Key Criteria to Differentiate
When determining whether your software is SaMD or SiMD, consider these guiding criteria:
- Intended Use: Does the software itself diagnose, treat, or prevent disease? If so, it’s likely SaMD.
- Dependency on Hardware: If the software only operates with specific device hardware, it’s likely SiMD.
- Platform of Operation: SaMD often runs on general-purpose hardware (PCs, smartphones, cloud servers), while SiMD typically resides in dedicated medical hardware.
- Regulatory References: Review FDA guidance on digital health software and the EU’s MDCG 2019-11 guidance for software qualification and classification.
Borderline examples:
- A wearable sensor and companion app may straddle definitions. If the app interprets sensor data for diagnosis, it’s SaMD; if it merely displays readings, it may be part of the SiMD system.
Manufacturers should document the rationale for classification in their regulatory files to support interactions with the FDA or Notified Bodies.
Impact on Classification and Compliance
Accurate classification directly impacts your regulatory and commercial strategy. Misclassifying a product can have serious consequences:
- Under-classification risk: Treating a SaMD as a non-medical product or accessory can lead to noncompliance and enforcement actions.
- Over-classification burden: Treating embedded SiMD as a standalone device can waste time and resources through redundant submissions.

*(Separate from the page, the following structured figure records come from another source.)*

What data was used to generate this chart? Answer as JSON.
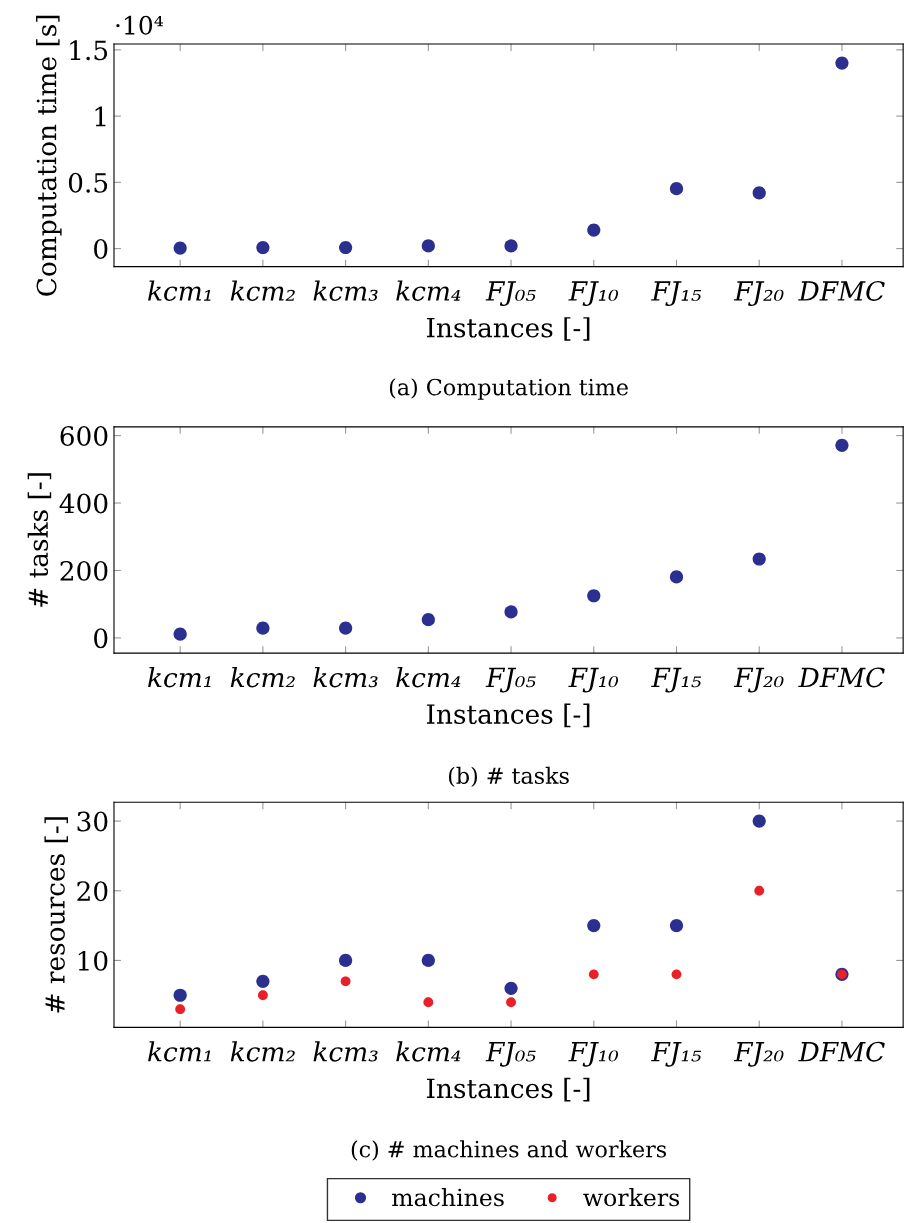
{
  "chart_data": [
    {
      "type": "scatter",
      "title": "(a) Computation time",
      "xlabel": "Instances [-]",
      "ylabel": "Computation time [s]",
      "categories": [
        "kcm₁",
        "kcm₂",
        "kcm₃",
        "kcm₄",
        "FJ₀₅",
        "FJ₁₀",
        "FJ₁₅",
        "FJ₂₀",
        "DFMC"
      ],
      "series": [
        {
          "color": "#2b2f8f",
          "values": [
            0.004,
            0.008,
            0.008,
            0.02,
            0.02,
            0.14,
            0.452,
            0.42,
            1.4
          ]
        }
      ],
      "ylim": [
        -0.136,
        1.544
      ],
      "yticks": [
        0,
        0.5,
        1,
        1.5
      ],
      "annotations": [
        "·10⁴"
      ],
      "marker": "circle",
      "grid": false
    },
    {
      "type": "scatter",
      "title": "(b) # tasks",
      "xlabel": "Instances [-]",
      "ylabel": "# tasks [-]",
      "categories": [
        "kcm₁",
        "kcm₂",
        "kcm₃",
        "kcm₄",
        "FJ₀₅",
        "FJ₁₀",
        "FJ₁₅",
        "FJ₂₀",
        "DFMC"
      ],
      "series": [
        {
          "color": "#2b2f8f",
          "values": [
            11,
            29,
            29,
            54,
            77,
            125,
            181,
            234,
            571
          ]
        }
      ],
      "ylim": [
        -45,
        626
      ],
      "yticks": [
        0,
        200,
        400,
        600
      ],
      "marker": "circle",
      "grid": false
    },
    {
      "type": "scatter",
      "title": "(c) # machines and workers",
      "xlabel": "Instances [-]",
      "ylabel": "# resources [-]",
      "categories": [
        "kcm₁",
        "kcm₂",
        "kcm₃",
        "kcm₄",
        "FJ₀₅",
        "FJ₁₀",
        "FJ₁₅",
        "FJ₂₀",
        "DFMC"
      ],
      "series": [
        {
          "name": "machines",
          "color": "#2b2f8f",
          "values": [
            5,
            7,
            10,
            10,
            6,
            15,
            15,
            30,
            8
          ]
        },
        {
          "name": "workers",
          "color": "#e8202a",
          "values": [
            3,
            5,
            7,
            4,
            4,
            8,
            8,
            20,
            8
          ]
        }
      ],
      "ylim": [
        0.4,
        32.7
      ],
      "yticks": [
        10,
        20,
        30
      ],
      "marker": "circle",
      "grid": false,
      "legend": "bottom"
    }
  ]
}
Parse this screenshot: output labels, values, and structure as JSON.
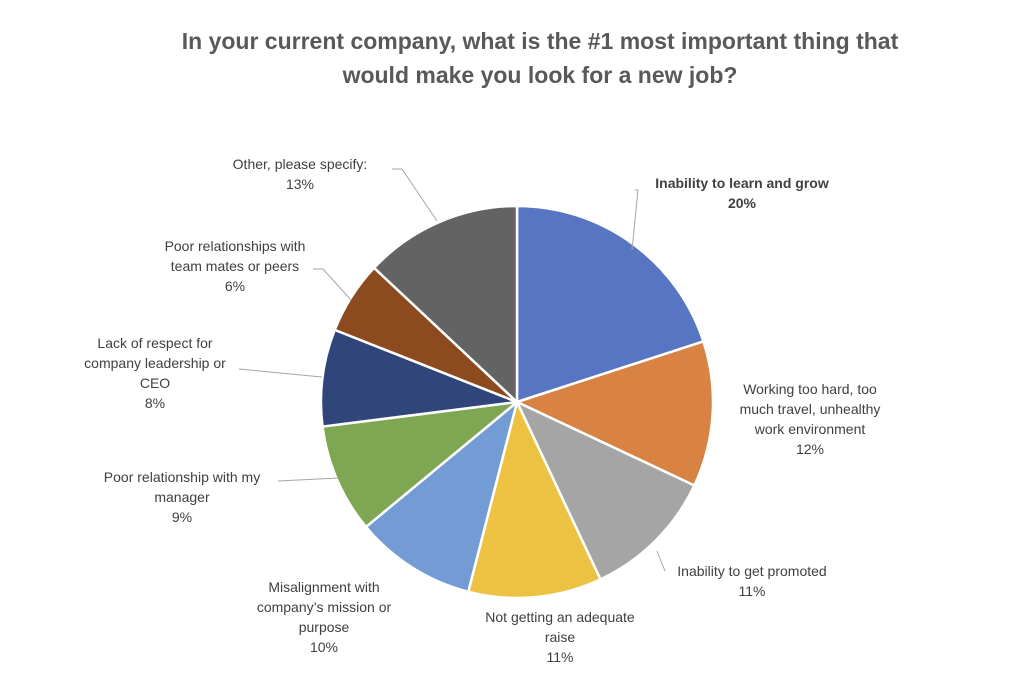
{
  "chart_data": {
    "type": "pie",
    "title_lines": [
      "In your current company, what is the #1 most important thing that",
      "would make you look for a new job?"
    ],
    "start_angle_deg": 0,
    "direction": "clockwise",
    "legend": "none",
    "slices": [
      {
        "label_lines": [
          "Inability to learn and grow"
        ],
        "value": 20,
        "value_label": "20%",
        "color": "#5875C3",
        "bold": true
      },
      {
        "label_lines": [
          "Working too hard, too",
          "much travel, unhealthy",
          "work environment"
        ],
        "value": 12,
        "value_label": "12%",
        "color": "#D88344",
        "bold": false
      },
      {
        "label_lines": [
          "Inability to get promoted"
        ],
        "value": 11,
        "value_label": "11%",
        "color": "#A5A5A5",
        "bold": false
      },
      {
        "label_lines": [
          "Not getting an adequate",
          "raise"
        ],
        "value": 11,
        "value_label": "11%",
        "color": "#EDC142",
        "bold": false
      },
      {
        "label_lines": [
          "Misalignment with",
          "company’s mission or",
          "purpose"
        ],
        "value": 10,
        "value_label": "10%",
        "color": "#739CD4",
        "bold": false
      },
      {
        "label_lines": [
          "Poor relationship with my",
          "manager"
        ],
        "value": 9,
        "value_label": "9%",
        "color": "#7FA753",
        "bold": false
      },
      {
        "label_lines": [
          "Lack of respect for",
          "company leadership or",
          "CEO"
        ],
        "value": 8,
        "value_label": "8%",
        "color": "#30457A",
        "bold": false
      },
      {
        "label_lines": [
          "Poor relationships with",
          "team mates or peers"
        ],
        "value": 6,
        "value_label": "6%",
        "color": "#8C4B1F",
        "bold": false
      },
      {
        "label_lines": [
          "Other, please specify:"
        ],
        "value": 13,
        "value_label": "13%",
        "color": "#636363",
        "bold": false
      }
    ]
  }
}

By classifying correctly, manufacturers can align development and evidence generation with the right regulatory expectations. SaMD developers must establish independent post-market surveillance (PMS) processes for software performance, while SiMD manufacturers integrate PMS into the broader device vigilance system.
RQM+ experts frequently advise that classification begins with a clear intended use statement. Precisely defining what the software does and for whom determines whether it meets the definition of a medical device. This clarity ensures alignment between design, regulatory documentation, and compliance obligations.
Conclusion and Best Practices
Getting the SaMD vs. SiMD distinction right is essential to regulatory success. Companies should:
- Review formal definitions from the FDA, IMDRF, and EU MDR early in the design phase.
- Use official tools such as FDA’s Q-Submission process or EU Notified Body consultations to confirm classification.
- Follow harmonized standards (ISO 13485, ISO 14971, IEC 62304) regardless of type; both SaMD and SiMD require rigorous quality and risk management.
- Maintain living documentation that clearly records classification rationale and regulatory assumptions.
As software continues to blur boundaries, especially with wearables, cloud analytics, and AI, staying informed on evolving regulatory guidance is vital. Accurate classification ensures appropriate oversight, accelerates approvals, and ultimately protects patient safety. As the FDA emphasizes, software that operates independently (SaMD) versus software integral to hardware (SiMD) differ in scope, but both demand disciplined design and evidence-based validation.